Peacebuilder spends summers in war-torn areas

By

Marshall Terrill

For most people, the thought of spending your summers in war-torn areas of conflict isn’t too appealing. But for Yasmin Saikia it’s more than an attraction, it’s her job.

Three months out of the year, Saikia lives abroad, often in places experiencing war or its aftermath. She does this to educate herself about how humanity can persist despite years of violence, destruction and mayhem.

“It enables me to appreciate the resilience of human communities and see the continuity of life under the rubble of violence,” said Saikia, who is a professor in Arizona State University’s School of Historical, Philosophical and Religious Studies.

“I cannot grasp the depth of their pain because often it is unfathomable. But I can express solidarity and empathy; these are human emotions that do not need language for communication.”

Saikia is the first holder of the Hardt-Nickachos Chair in Peace Studies in the Center for the Study of Religion and Conflict, and she is considered one of the country’s most innovative scholars on peace-building. She also knows firsthand the wreckage of war, having seen and experienced the horrors of war and uprising in Bangladesh as a child there during the early 1970s.

“A vivid memory I have of the war of 1971 were the ‘blackouts,’ ” Saikia said. “All the windows and skylights in our home had to be covered with thick black paper so that light would not reflect from them and make us vulnerable to enemy attack planes.”

In addition to the blackouts, Saikia’s family endured food rationing and witnessed ethnic and linguistic violence against immigrant Bengali communities. Saikia said her family was somewhat protected as her parents were professors and lived on a university campus. Her family provided shelter and protection to many Bengali students, which gave Saikia an early insight into the refugee psyche.

“I think these early childhood memories made me empathetic to the condition of others, as well as made me realize we can play a positive role in improving human relationships for creating peaceful conditions in the world,” Saikia said. “They shaped my own higher education and the topics I chose to research. My education and research have made me a scholar of history and peace.”

After completing a doctorate at the University of Wisconsin-Madison, Saikia became the first South Asian historian at the University of North Carolina-Chapel Hill. It was there where she began studying the effects of violence and war on women and children.

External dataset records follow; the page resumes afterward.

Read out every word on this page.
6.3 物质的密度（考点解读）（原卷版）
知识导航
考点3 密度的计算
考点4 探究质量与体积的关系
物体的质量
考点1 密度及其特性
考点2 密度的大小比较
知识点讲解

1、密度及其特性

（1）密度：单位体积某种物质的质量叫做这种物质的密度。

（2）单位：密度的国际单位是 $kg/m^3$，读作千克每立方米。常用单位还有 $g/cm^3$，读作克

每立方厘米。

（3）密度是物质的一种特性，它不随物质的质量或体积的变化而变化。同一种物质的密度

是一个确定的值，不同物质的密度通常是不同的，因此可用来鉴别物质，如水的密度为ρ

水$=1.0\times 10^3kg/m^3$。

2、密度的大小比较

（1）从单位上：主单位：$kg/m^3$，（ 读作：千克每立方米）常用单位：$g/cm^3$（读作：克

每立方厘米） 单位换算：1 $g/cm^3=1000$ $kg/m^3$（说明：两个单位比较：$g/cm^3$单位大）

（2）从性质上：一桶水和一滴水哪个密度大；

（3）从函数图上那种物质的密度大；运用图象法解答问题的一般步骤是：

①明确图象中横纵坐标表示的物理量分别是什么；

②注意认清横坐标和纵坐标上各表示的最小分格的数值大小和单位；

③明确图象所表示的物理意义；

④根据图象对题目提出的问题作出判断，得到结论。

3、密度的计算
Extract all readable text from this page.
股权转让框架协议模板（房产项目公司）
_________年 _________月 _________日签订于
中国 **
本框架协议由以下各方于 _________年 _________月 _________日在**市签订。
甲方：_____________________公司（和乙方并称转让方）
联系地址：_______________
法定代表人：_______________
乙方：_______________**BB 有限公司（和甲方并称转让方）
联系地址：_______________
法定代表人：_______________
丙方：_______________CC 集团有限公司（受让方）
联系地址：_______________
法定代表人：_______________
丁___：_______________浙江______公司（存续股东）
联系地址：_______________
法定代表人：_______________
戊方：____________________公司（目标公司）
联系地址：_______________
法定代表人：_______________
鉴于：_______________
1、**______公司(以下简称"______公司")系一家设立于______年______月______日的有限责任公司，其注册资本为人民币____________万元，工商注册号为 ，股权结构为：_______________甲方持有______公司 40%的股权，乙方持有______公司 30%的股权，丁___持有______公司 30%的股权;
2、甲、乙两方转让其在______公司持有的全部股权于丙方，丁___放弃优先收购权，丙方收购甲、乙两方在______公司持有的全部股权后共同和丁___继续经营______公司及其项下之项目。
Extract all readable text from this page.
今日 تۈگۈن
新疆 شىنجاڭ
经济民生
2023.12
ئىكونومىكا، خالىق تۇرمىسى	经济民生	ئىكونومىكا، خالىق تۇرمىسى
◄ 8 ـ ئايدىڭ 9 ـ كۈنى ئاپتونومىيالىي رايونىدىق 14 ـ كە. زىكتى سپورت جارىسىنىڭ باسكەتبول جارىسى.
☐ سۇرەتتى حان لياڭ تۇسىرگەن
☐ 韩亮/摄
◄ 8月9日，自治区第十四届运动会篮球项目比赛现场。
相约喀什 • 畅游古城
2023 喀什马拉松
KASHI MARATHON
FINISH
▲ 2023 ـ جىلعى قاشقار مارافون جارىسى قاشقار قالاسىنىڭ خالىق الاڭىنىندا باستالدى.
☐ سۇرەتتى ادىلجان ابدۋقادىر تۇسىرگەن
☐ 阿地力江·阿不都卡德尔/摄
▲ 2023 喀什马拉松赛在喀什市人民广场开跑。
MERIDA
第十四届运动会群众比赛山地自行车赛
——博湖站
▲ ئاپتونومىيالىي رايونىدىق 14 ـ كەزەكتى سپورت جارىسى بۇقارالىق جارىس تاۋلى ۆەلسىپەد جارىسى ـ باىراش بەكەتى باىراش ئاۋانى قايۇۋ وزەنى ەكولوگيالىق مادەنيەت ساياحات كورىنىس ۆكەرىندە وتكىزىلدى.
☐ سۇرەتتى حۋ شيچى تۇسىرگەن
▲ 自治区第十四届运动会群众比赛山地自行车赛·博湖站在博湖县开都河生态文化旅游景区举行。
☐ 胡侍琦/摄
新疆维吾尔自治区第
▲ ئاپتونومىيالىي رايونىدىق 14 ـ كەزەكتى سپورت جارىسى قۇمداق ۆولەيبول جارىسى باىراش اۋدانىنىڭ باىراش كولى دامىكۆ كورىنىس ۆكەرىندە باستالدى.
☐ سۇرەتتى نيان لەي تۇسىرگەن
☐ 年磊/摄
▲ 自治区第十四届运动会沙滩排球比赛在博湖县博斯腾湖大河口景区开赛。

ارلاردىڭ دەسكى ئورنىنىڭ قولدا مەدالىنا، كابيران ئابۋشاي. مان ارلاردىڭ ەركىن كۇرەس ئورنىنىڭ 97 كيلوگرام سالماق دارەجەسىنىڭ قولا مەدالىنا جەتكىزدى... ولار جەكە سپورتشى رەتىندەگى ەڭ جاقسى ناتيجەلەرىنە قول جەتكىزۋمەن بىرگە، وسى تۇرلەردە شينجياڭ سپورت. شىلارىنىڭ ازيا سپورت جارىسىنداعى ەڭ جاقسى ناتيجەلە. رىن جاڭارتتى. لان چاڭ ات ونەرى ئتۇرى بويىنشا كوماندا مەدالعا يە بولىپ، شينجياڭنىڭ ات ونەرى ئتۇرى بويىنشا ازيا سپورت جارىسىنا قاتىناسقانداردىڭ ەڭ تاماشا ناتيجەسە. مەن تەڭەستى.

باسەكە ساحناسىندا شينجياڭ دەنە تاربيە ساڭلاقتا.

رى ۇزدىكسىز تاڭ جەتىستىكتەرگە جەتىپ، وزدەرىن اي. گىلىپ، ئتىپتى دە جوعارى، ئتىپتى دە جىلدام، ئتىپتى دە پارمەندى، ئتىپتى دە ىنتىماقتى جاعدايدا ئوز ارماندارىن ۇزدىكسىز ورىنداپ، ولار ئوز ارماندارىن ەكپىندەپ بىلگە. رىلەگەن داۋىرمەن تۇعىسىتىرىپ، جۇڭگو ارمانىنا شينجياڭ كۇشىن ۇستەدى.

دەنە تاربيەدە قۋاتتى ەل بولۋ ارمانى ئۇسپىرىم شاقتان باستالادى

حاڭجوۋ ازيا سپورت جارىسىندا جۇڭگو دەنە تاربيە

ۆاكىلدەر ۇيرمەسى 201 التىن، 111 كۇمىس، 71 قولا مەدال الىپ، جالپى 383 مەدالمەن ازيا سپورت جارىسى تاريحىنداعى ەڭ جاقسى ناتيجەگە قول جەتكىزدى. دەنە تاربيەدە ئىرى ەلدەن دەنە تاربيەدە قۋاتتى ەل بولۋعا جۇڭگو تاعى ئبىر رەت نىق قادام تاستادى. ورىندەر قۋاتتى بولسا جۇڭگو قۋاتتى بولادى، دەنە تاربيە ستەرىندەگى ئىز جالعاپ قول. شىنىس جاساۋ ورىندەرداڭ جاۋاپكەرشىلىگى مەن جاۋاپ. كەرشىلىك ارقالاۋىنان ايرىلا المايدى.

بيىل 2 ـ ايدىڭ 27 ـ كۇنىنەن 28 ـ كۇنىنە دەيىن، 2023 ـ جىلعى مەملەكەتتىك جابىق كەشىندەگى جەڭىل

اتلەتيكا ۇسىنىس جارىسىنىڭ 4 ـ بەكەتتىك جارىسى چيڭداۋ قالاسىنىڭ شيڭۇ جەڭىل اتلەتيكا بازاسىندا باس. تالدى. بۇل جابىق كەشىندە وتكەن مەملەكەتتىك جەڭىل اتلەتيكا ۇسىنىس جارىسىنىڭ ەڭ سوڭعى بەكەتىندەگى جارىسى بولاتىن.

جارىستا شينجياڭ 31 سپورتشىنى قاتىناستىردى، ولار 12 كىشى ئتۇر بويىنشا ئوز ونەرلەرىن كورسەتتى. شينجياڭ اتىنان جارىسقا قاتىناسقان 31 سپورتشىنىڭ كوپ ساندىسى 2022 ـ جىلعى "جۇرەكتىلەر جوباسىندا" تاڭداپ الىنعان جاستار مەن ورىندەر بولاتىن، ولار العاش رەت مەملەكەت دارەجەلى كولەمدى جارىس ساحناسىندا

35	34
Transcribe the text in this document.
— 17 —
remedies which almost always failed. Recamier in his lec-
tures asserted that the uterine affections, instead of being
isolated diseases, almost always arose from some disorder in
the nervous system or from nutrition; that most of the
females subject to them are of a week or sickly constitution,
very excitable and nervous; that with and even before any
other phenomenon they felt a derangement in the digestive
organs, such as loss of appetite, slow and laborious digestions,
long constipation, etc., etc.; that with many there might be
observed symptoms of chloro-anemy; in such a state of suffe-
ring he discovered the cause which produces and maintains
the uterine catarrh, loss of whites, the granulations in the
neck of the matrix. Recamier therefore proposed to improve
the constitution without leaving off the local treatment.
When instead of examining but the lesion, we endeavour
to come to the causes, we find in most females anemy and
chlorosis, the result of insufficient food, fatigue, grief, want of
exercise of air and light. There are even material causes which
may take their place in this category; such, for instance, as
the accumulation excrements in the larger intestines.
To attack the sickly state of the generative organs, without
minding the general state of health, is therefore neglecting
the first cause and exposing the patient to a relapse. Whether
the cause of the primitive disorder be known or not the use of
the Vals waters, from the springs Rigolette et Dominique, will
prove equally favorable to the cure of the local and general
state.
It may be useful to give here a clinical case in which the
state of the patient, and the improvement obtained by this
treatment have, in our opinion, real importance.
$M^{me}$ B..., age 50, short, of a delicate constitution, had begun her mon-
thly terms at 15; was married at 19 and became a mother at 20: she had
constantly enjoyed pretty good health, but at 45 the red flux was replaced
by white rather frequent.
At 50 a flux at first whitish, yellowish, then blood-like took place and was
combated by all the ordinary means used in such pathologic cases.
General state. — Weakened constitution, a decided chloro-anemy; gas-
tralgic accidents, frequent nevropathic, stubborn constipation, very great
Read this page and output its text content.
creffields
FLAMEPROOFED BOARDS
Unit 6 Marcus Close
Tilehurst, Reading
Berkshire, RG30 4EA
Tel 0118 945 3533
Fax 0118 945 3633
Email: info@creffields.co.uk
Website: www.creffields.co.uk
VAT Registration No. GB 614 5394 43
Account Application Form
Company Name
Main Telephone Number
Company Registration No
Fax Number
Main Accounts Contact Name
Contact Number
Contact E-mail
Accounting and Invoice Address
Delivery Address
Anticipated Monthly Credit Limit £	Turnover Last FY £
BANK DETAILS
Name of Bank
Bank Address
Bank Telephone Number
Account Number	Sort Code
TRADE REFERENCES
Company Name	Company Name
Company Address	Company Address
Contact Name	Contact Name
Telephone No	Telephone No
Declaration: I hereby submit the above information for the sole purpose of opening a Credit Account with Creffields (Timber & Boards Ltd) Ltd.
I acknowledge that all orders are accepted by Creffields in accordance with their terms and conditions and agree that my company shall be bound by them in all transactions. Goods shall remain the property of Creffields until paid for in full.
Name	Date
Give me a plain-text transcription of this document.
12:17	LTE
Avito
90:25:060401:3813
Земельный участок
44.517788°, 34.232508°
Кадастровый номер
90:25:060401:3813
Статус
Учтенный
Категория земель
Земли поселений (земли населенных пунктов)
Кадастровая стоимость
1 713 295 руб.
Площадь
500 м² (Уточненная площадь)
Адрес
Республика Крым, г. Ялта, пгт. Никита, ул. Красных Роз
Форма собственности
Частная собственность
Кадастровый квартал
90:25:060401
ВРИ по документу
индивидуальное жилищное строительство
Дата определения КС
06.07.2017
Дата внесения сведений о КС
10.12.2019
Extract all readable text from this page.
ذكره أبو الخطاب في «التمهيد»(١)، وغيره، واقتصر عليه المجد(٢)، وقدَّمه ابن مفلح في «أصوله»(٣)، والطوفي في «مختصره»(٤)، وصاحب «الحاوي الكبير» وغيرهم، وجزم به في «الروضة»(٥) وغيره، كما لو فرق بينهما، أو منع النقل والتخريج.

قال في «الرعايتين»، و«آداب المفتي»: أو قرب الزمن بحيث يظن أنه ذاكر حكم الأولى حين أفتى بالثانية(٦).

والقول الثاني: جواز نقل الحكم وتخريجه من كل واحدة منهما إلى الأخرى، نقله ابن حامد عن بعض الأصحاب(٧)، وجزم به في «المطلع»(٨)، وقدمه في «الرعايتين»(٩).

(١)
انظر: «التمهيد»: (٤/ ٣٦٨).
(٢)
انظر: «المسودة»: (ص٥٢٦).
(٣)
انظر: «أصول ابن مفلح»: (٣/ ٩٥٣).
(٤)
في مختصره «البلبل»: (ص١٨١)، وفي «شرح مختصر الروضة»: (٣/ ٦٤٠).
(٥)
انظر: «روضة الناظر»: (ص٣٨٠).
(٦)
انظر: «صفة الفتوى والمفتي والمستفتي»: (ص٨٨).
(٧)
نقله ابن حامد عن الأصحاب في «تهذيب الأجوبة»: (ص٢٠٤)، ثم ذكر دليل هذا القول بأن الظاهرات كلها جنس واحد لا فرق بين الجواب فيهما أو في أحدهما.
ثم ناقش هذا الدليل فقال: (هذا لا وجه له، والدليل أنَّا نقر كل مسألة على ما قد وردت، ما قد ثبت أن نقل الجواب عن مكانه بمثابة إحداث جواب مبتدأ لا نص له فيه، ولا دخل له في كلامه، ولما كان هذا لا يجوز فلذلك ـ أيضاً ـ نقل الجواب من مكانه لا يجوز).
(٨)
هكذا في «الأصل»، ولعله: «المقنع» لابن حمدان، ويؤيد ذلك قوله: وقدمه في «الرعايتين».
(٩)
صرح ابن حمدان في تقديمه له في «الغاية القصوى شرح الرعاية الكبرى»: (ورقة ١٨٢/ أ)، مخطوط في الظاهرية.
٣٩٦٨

“The vulnerability of women during war is more evident because women are not only exposed to physical violence, but they can be sexually attacked, brutalized and dehumanized in the process,” Saikia said. “Women also have the added responsibility of taking care of young children, who are the most likely victims of war – from starvation, psychological trauma and loss of home, parents and guardians.”

In 2011 Saikia became the first scholar to hold the title of Peace Chair at ASU, which is what drew her to Arizona. She has originated several new classes in peace studies at ASU, including one on Gandhi and the politics of nonviolence and other peace movements in the Muslim world.

Saikia’s output since she has been in Tempe is prolific and impactful. In those four years she has hosted two international conferences, launched a film series and has written several peer-reviewed articles and one book ­– “Women and Peace in the Islamic World: Gender, Agency and Influence.”

The work is believed to be the first scholarly book devoted to Muslim women’s efforts on peace. Her most current project, “People’s Peace,” is a collaboration of workshops, panel discussions and conferences that involves scholars and peacebuilders from many different countries. She is currently writing a new book on this same topic.

She has also spent some time traveling to the globe’s war-torn pockets, having spent her summers in Malaysia, Bosnia and Croatia, Cyprus and Northern Ireland – in successive years.

This past summer Saikia was in Turkey and Paris studying the January 2015 Charlie Hebdo shooting, where 11 people were killed and 11 others were injured at the satirical weekly newspaper offices targeted by an Islamic terrorist group. Saikia said the shooting exposes a much deeper divide in French society.

“Most of the French Muslims are from Morocco, Algeria and Tunisia, countries which were previously colonized by the French,” Saikia said. “Even to this day, the French treat them like their ‘subjects.’ Masters and subjects, of course, cannot be treated equally, and thus the immigrant Muslims live on the fringe of the French communities. Although the French promoted the ideas of ‘equality, fraternity and justice’ through the 1789 revolution, I am afraid it did not use these ideas in practice.”

Saikia says the tension between both segments of French society was palpable but will have to work it out if they want to live side-by-side because their histories are so intertwined. She says what’s happening between the French and Muslim communities is also a lesson that America must eventually embrace, and it is the first step towards peace.

“For this we need education and must expose our students and those around us to the richness of cultures and communities, histories and traditions that surround us,” Saikia said. “Peace is not a theory; it is a lived practice.”